Visions of Development in Central Asia. Revitalizing the Culture Concept
NOOR O’NEILL BORBIEVA
In Visions of Development in Central Asia: Revitalizing the Culture Concept, Noor O’Neill Borbieva reflects on anthropology’s withdrawal from discussions about culture and the parallel rise of the intellectually and politically problematic discourse of “culture matters thinking,” or CMT. CMT asserts that cultures are homogeneous and that the dominant values of its culture determine a state’s socioeconomic and political trajectories.

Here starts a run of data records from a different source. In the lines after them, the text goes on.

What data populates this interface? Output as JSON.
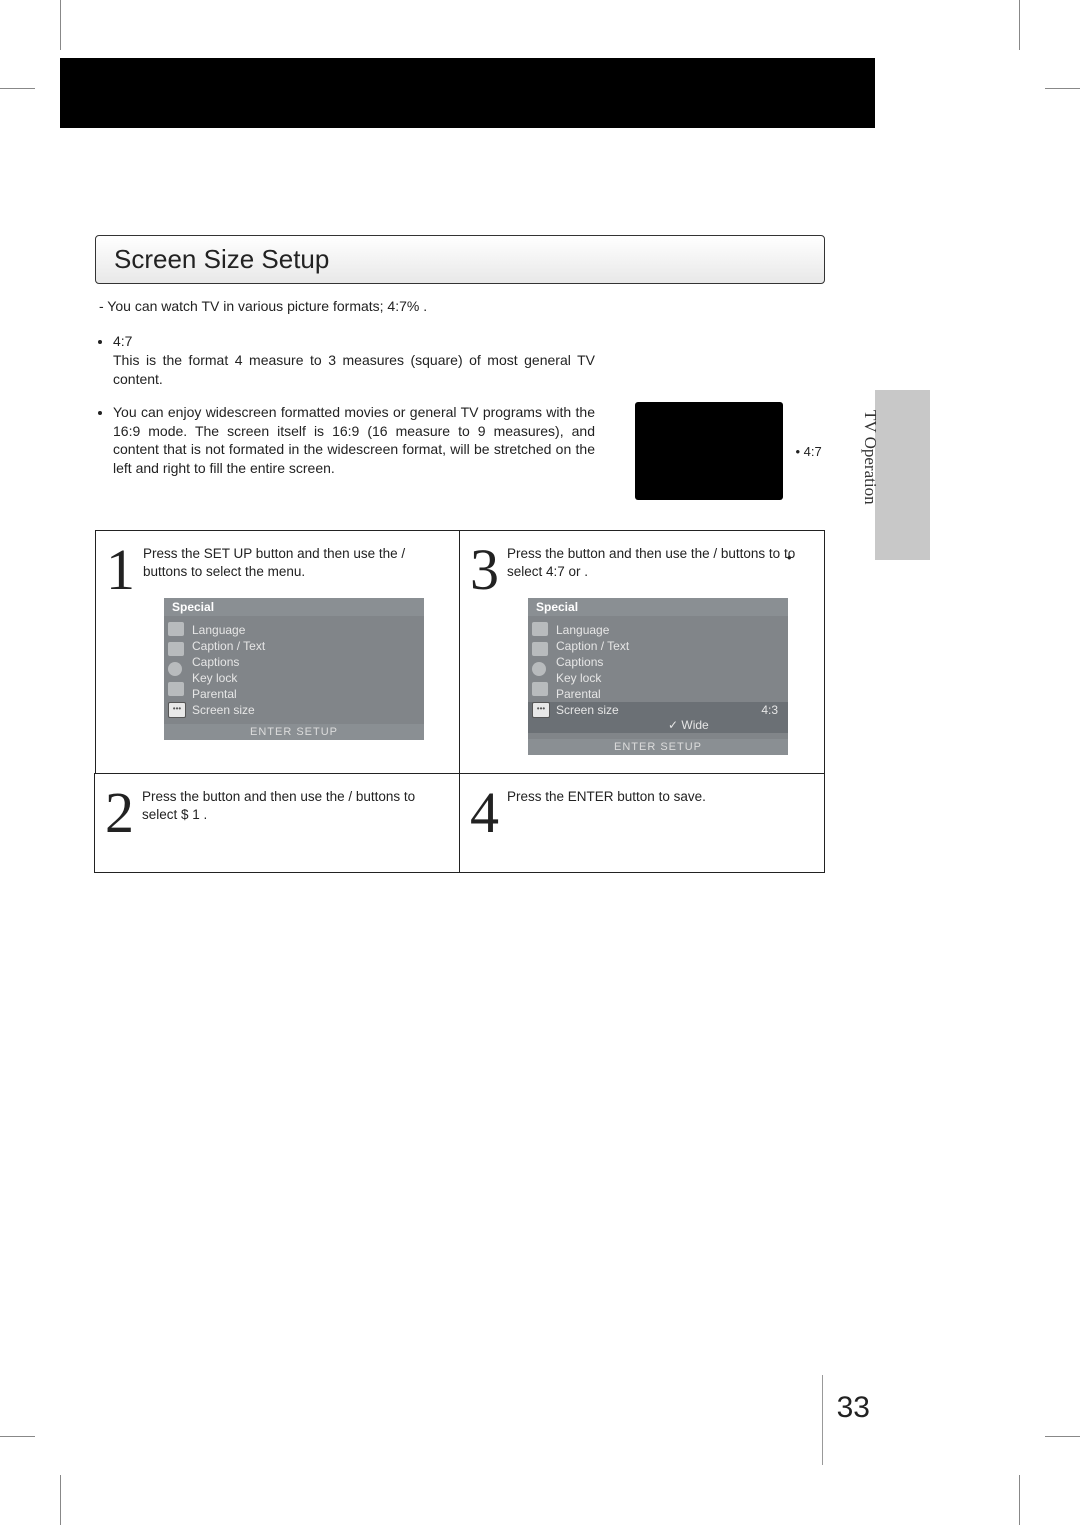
{
  "side_label": "TV Operation",
  "title": "Screen Size Setup",
  "intro": "- You can watch TV in various picture formats; 4:7%       .",
  "formats": {
    "a_label": "4:7",
    "a_desc": "This is the format 4 measure to 3 measures (square) of most general TV content.",
    "b_label": "",
    "b_desc": "You can enjoy widescreen formatted movies or general TV programs with the 16:9 mode. The screen itself is 16:9 (16 measure to 9 measures), and content that is not formated in the widescreen format, will be stretched on the left and right to fill the entire screen."
  },
  "tv": {
    "label_a": "4:7",
    "label_b": ""
  },
  "steps": {
    "s1": {
      "num": "1",
      "line": "Press the SET UP button and then use the      /       buttons to select the               menu."
    },
    "s2": {
      "num": "2",
      "line": "Press the        button and then use the      /       buttons to select       $ 1         ."
    },
    "s3": {
      "num": "3",
      "line": "Press the        button and then use the      /       buttons to to select 4:7  or           ."
    },
    "s4": {
      "num": "4",
      "line": "Press the ENTER button to save."
    }
  },
  "osd": {
    "header": "Special",
    "items": [
      "Language",
      "Caption / Text",
      "Captions",
      "Key lock",
      "Parental",
      "Screen size"
    ],
    "footer": "ENTER   SETUP",
    "opt_a": "4:3",
    "opt_b": "✓ Wide"
  },
  "page_number": "33"
}
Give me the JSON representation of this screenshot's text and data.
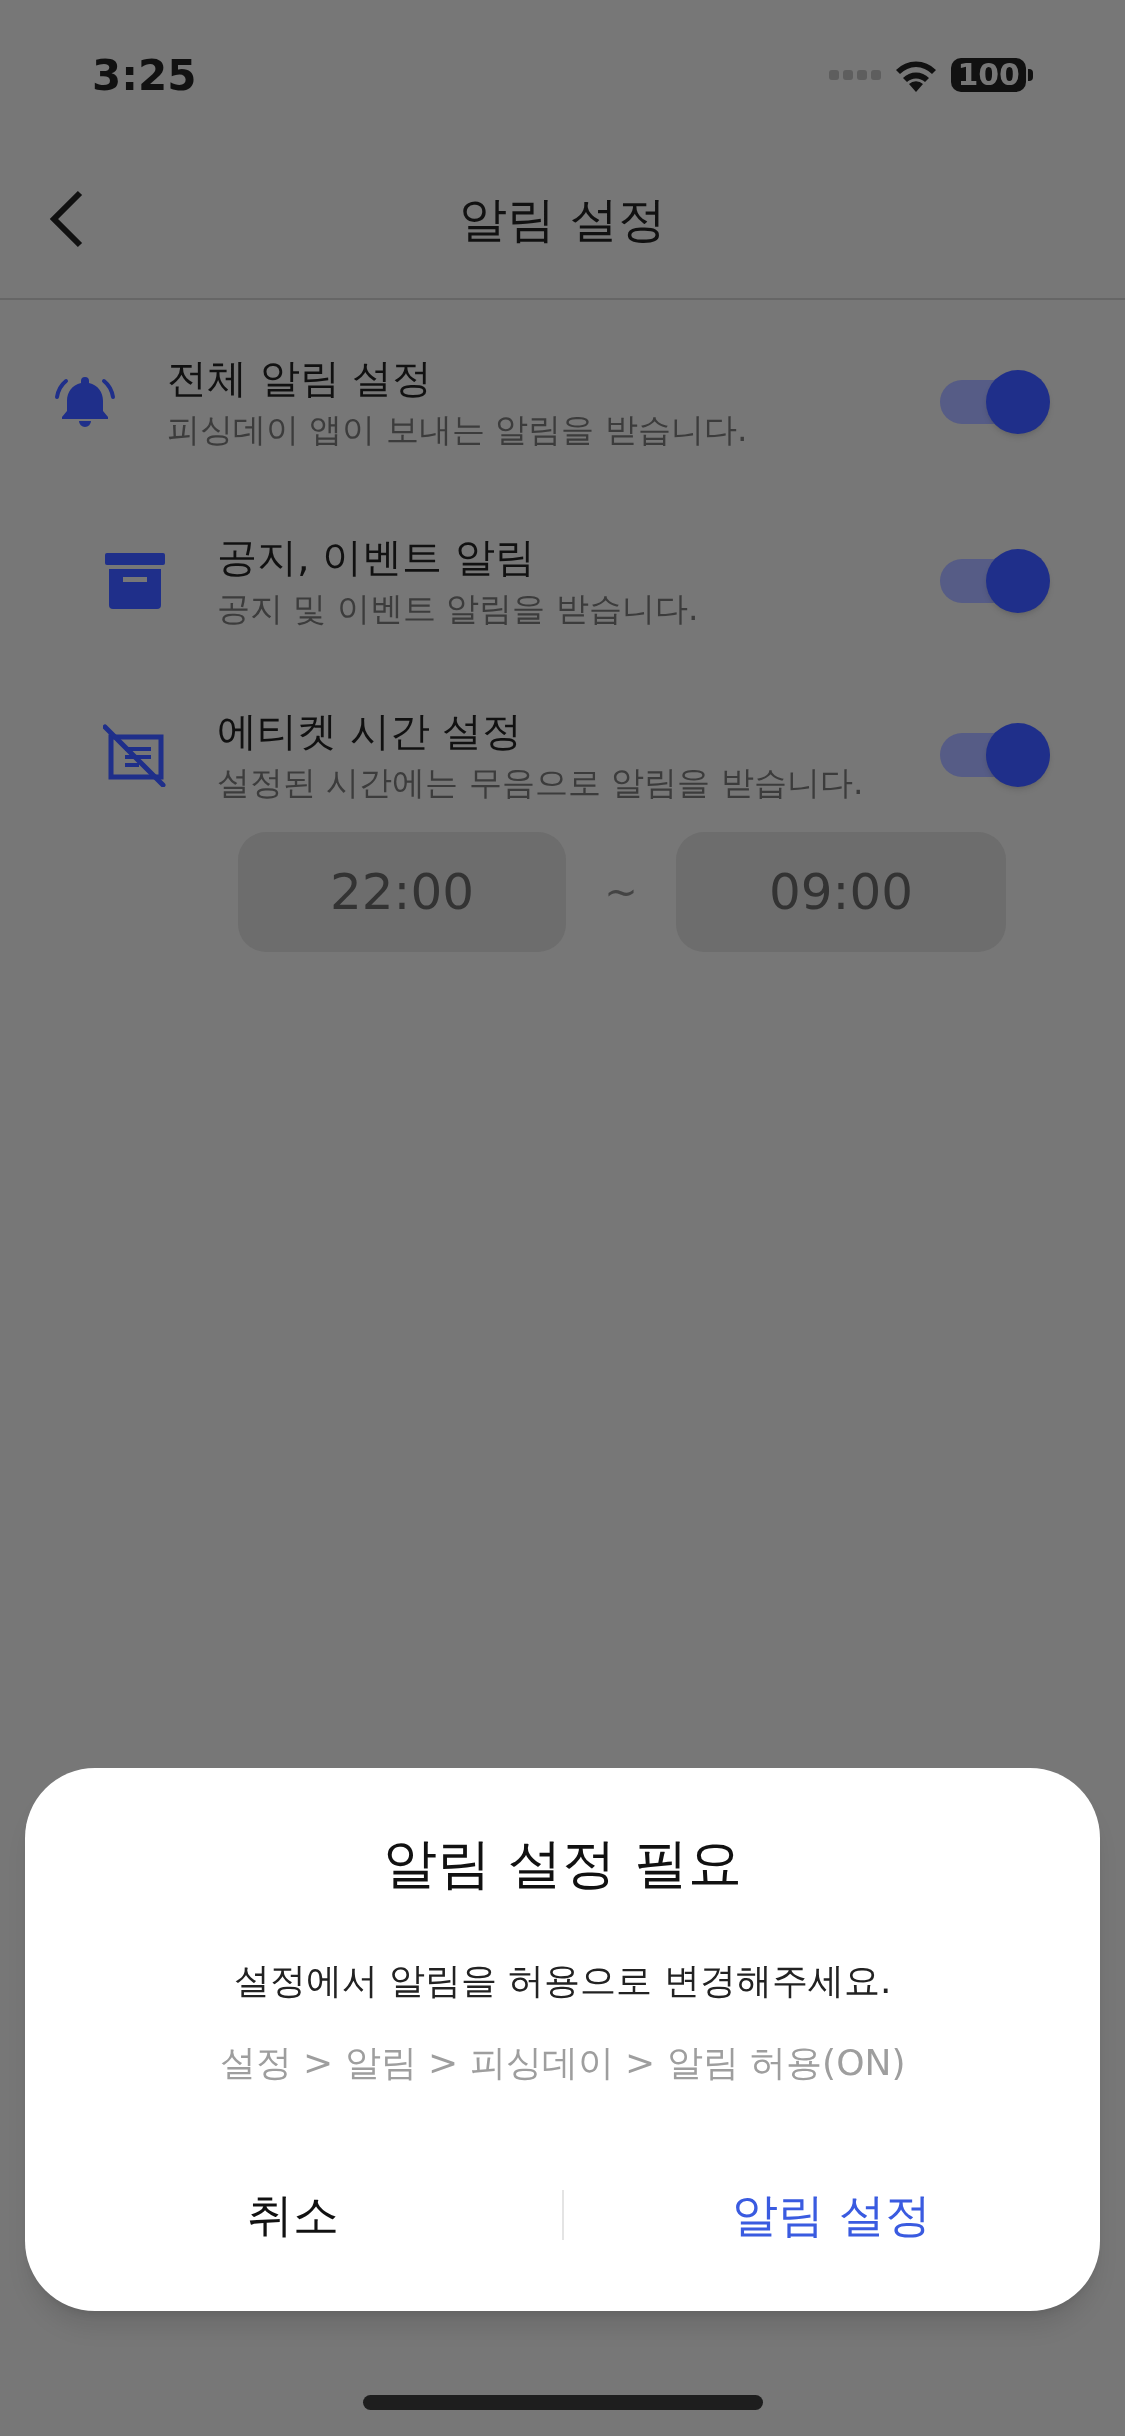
{
  "status_bar": {
    "time": "3:25",
    "battery": "100"
  },
  "header": {
    "title": "알림 설정"
  },
  "settings": [
    {
      "kind": "bell",
      "title": "전체 알림 설정",
      "description": "피싱데이 앱이 보내는 알림을 받습니다.",
      "on": true,
      "children": [
        {
          "kind": "archive",
          "title": "공지, 이벤트 알림",
          "description": "공지 및 이벤트 알림을 받습니다.",
          "on": true
        },
        {
          "kind": "mute",
          "title": "에티켓 시간 설정",
          "description": "설정된 시간에는 무음으로 알림을 받습니다.",
          "on": true,
          "time_range": {
            "start": "22:00",
            "separator": "~",
            "end": "09:00"
          }
        }
      ]
    }
  ],
  "dialog": {
    "title": "알림 설정 필요",
    "message": "설정에서 알림을 허용으로 변경해주세요.",
    "path": "설정 > 알림 > 피싱데이 > 알림 허용(ON)",
    "buttons": [
      {
        "label": "취소",
        "kind": "cancel"
      },
      {
        "label": "알림 설정",
        "kind": "confirm"
      }
    ]
  }
}
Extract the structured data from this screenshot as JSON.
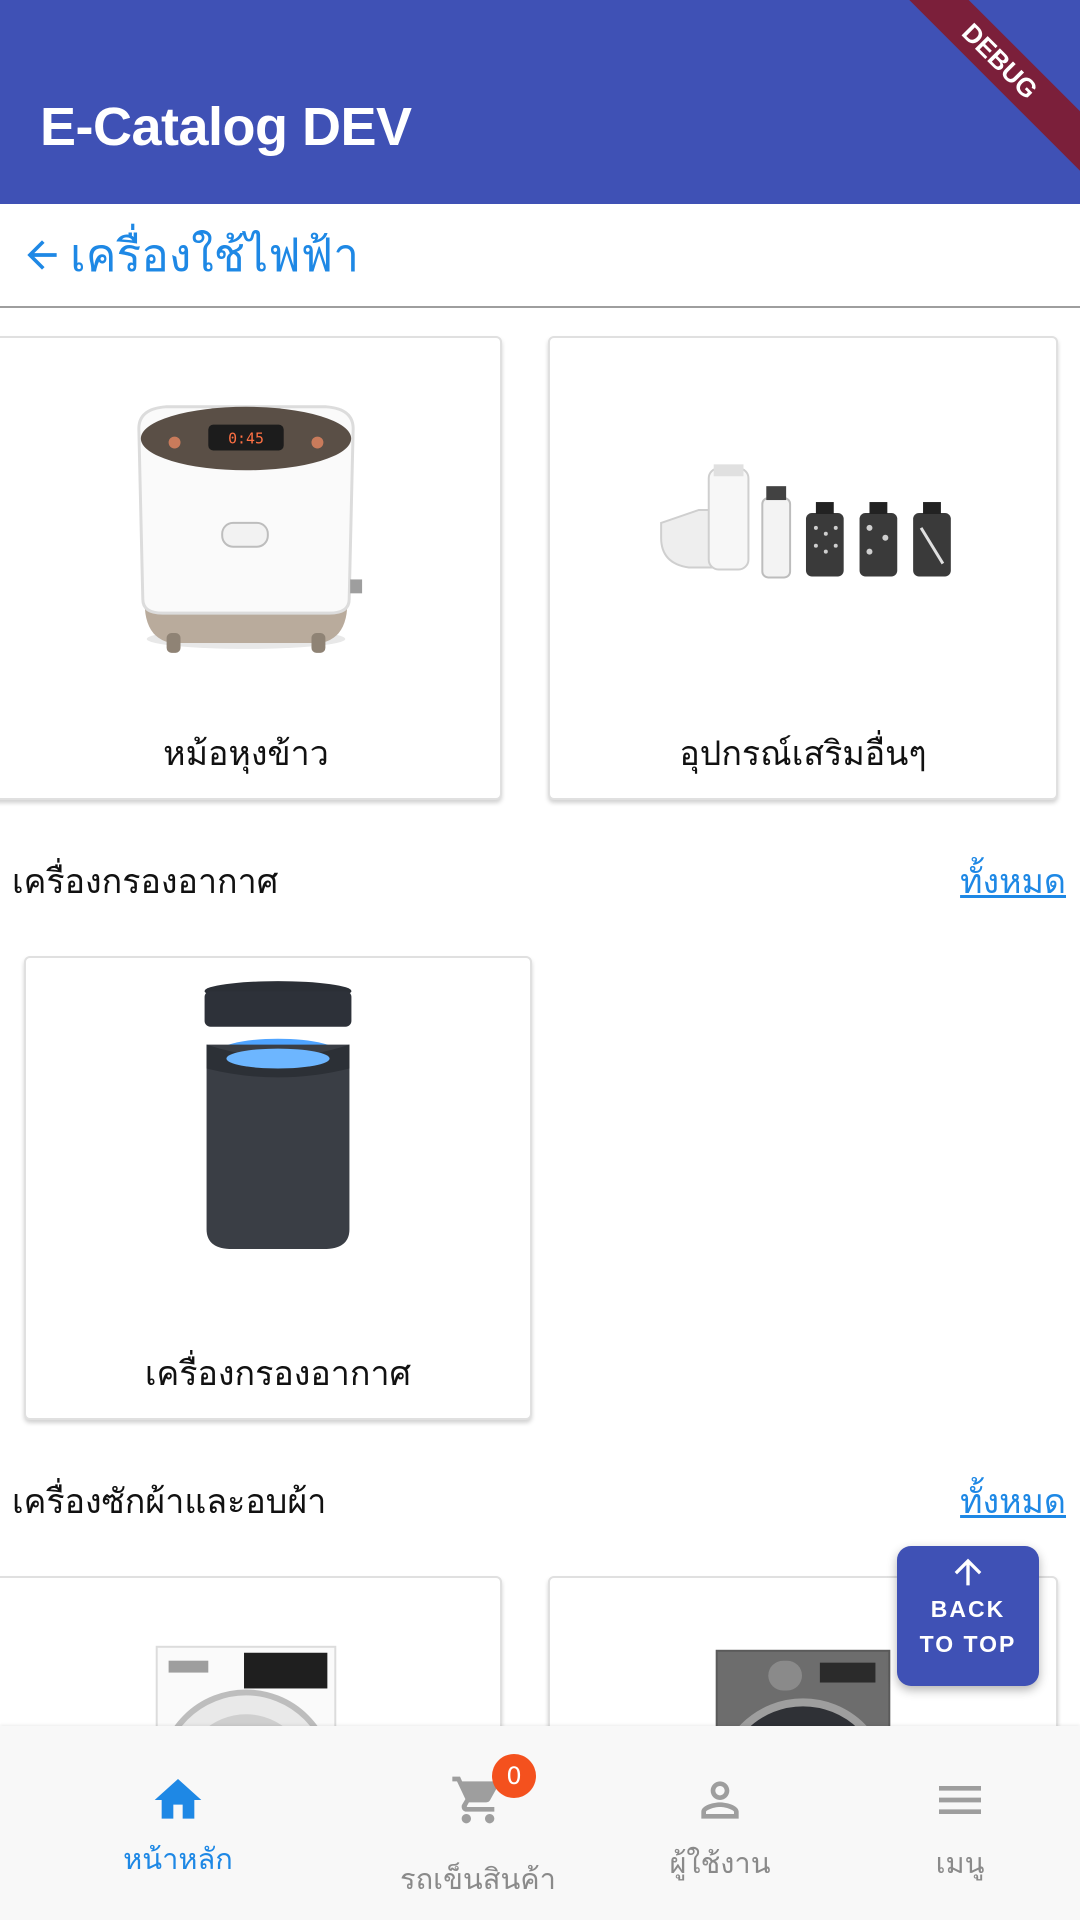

Drawing on practice theory, ecological psychology, complexity science, and poststructuralism, Borbieva urges anthropologists to revisit debates about culture in order to counteract the influence of simplistic formulations such as CMT. Through an examination of ethnographic material from Kyrgyzstan, gathered during the years she worked as a Peace Corps Volunteer and as an anthropologist, Borbieva examines how debates about culture shaped the development sector’s agenda in Central Asia. She argues that mainstream discussions of culture not only misunderstand the cultural basis of human diversity but also threaten that diversity by promoting a one-size-fits-all vision of well-being. Borbieva suggests an alternative vision, one that recognizes the profound complexity of human sociality and embraces the many forms of human thriving that grow out of our cultural differences.